Het is treffend, dat de tekst der ‘Lebensmesse’ van Richard Dehmel schraagt op een leidmotief, terwijl Van Gilse het schuwt, zooals blijkt op elke pagina der muzikale illustratie. Er woelt in iederen kunstenaar, die in de vier laatste decenniën den Pegasus besteeg een revolutionnaire drang naar zelfstandigheid en men zou daarom die eigenaardigheid in de eerste plaats willen toeschrijven aan Wagner-vrees. Ik geloof echter, dat men Van Gilse's conceptie, al schijnt ze tegen den draad in te gaan, hier allereerst moet waardeeren. Het leidmotief toch raakte in die dagen zeer populair en toen Eine Lebensmesse werd gecomponeerd zag men Edgar Tinels ‘Franciscus’ vooral in de Rijnstreek waar Van Gilse studeerde, (te Keulen) grif tot roem stijgen, om de eenvoudige reden, dat het 't eerste Wagneriaansche Oratorium was. Of dit jeugdwerk van onzen landgenoot, dat inderdaad een oratorium had kunnen zijn, niet gewonnen zou hebben aan waarde, wanneer de heerschende hoofdgedachte, - de kamp met zijn noodlot waartoe ieder mensch ter wereld komt en opgroeit, - motivisch ware geconcentreerd, en gebeiteld tot kracht van plastiek, inplaats van b.v. de Ouverture op te bouwen uit détails, welke het woord of de situatie waarop zij later blijken te doelen, geenszins releveeren (het is ongeveer de oude ouverture-vorm) blijft ondertusschen de vraag.

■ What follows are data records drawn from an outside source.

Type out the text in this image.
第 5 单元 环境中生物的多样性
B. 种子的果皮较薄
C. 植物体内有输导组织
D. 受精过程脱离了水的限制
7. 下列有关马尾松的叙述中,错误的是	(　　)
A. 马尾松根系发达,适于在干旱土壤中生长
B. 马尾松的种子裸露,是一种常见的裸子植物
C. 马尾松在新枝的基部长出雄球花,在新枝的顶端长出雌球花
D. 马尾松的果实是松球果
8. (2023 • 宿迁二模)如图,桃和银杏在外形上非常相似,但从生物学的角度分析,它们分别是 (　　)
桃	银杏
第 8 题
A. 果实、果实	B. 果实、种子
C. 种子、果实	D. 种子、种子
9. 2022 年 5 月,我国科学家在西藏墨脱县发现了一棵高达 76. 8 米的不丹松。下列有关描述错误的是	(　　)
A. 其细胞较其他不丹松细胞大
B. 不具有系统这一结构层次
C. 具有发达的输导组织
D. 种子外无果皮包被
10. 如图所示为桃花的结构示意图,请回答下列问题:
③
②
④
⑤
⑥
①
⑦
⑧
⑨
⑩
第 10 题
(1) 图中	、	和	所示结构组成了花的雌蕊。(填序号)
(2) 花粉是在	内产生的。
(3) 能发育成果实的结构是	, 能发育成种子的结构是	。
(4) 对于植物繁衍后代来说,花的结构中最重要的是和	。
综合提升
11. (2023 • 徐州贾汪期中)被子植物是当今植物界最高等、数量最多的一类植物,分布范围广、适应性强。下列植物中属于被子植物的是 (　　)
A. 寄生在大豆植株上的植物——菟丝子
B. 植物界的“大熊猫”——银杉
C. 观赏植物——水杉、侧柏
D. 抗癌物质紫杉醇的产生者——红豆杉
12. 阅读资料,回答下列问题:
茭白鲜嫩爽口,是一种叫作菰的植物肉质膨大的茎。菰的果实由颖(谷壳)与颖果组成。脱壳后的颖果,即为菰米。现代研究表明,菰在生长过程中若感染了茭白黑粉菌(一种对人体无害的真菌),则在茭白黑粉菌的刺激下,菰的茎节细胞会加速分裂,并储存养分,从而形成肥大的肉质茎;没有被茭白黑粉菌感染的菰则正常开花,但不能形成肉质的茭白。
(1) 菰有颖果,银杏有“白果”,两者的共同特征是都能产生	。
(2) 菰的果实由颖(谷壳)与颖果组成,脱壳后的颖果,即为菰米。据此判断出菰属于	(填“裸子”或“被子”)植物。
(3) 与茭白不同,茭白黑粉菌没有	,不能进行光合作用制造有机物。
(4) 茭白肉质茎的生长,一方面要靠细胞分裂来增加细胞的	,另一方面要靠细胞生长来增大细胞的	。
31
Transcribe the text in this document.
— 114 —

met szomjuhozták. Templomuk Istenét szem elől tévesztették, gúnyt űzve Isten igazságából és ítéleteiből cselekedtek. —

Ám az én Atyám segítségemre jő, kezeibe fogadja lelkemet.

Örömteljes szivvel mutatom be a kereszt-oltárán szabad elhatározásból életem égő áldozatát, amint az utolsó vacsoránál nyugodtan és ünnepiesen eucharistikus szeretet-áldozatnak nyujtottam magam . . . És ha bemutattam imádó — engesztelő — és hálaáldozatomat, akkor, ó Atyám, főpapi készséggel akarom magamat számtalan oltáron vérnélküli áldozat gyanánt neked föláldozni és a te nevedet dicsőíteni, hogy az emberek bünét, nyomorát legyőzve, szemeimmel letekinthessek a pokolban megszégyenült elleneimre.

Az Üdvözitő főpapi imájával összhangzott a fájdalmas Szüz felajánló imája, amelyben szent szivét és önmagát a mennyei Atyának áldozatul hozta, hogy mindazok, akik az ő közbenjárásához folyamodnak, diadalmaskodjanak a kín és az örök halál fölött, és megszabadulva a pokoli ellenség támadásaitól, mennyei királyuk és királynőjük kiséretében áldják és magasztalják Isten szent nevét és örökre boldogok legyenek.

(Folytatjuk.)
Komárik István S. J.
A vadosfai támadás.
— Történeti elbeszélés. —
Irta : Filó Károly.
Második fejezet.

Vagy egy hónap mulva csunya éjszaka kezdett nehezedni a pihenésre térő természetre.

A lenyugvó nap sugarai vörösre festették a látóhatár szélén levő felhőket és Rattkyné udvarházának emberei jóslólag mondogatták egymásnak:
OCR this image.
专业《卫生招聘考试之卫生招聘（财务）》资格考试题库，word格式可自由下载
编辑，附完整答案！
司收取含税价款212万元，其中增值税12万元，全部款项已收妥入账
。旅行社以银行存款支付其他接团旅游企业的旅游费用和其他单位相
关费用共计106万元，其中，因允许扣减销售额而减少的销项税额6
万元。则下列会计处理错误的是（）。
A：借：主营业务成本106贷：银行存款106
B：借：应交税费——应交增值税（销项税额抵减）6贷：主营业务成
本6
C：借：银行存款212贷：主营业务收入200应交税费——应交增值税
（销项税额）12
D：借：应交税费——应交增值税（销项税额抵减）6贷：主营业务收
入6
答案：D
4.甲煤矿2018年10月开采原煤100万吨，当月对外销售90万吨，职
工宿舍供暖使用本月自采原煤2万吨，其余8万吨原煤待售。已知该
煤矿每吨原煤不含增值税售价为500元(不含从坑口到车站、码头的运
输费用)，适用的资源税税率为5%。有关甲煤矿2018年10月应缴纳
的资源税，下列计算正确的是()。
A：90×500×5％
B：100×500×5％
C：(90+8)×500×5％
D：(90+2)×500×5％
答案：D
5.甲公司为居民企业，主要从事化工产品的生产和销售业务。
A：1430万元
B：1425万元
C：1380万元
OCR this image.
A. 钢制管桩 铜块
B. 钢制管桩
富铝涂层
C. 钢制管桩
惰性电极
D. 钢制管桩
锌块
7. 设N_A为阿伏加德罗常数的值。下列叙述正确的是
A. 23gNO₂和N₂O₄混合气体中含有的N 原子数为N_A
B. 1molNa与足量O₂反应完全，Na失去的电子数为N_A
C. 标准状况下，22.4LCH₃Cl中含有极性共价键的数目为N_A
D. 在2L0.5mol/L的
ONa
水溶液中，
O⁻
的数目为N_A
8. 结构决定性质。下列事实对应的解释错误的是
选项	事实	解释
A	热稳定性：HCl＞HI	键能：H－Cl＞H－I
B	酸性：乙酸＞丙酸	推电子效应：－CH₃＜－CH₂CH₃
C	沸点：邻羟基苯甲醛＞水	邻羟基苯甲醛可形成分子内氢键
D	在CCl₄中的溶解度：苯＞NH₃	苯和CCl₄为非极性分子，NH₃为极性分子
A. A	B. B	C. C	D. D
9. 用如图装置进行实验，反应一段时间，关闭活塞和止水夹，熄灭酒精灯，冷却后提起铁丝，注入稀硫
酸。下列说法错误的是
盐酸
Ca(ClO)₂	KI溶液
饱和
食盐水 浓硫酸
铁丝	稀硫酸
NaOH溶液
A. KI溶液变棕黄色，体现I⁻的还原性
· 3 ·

Mij dunkt evenwel wanneer een goed-twintigjarige het aandurft een gedicht op muziek te zetten, waarin Dehmel den raadselachtigen Kruisweg, welke elk mensch te wachten staat bij zijn geboorte, aprioristisch duister bephilosopheert, een aantal systeemen, waarin men zoowel Kant, Schopenhauer als Nietzsche terugvindt, onderling mengt tot een complex, dat vooral in onderlingen samenhang vaag en tamelijk ondoorgrondelijk
aandoet, mij dunkt, dat het niet mag bevreemden, dat een jong musicus, wien het Noodlot nog wacht in de heele verte, hier en daar te kort schiet in opvatting en behandeling.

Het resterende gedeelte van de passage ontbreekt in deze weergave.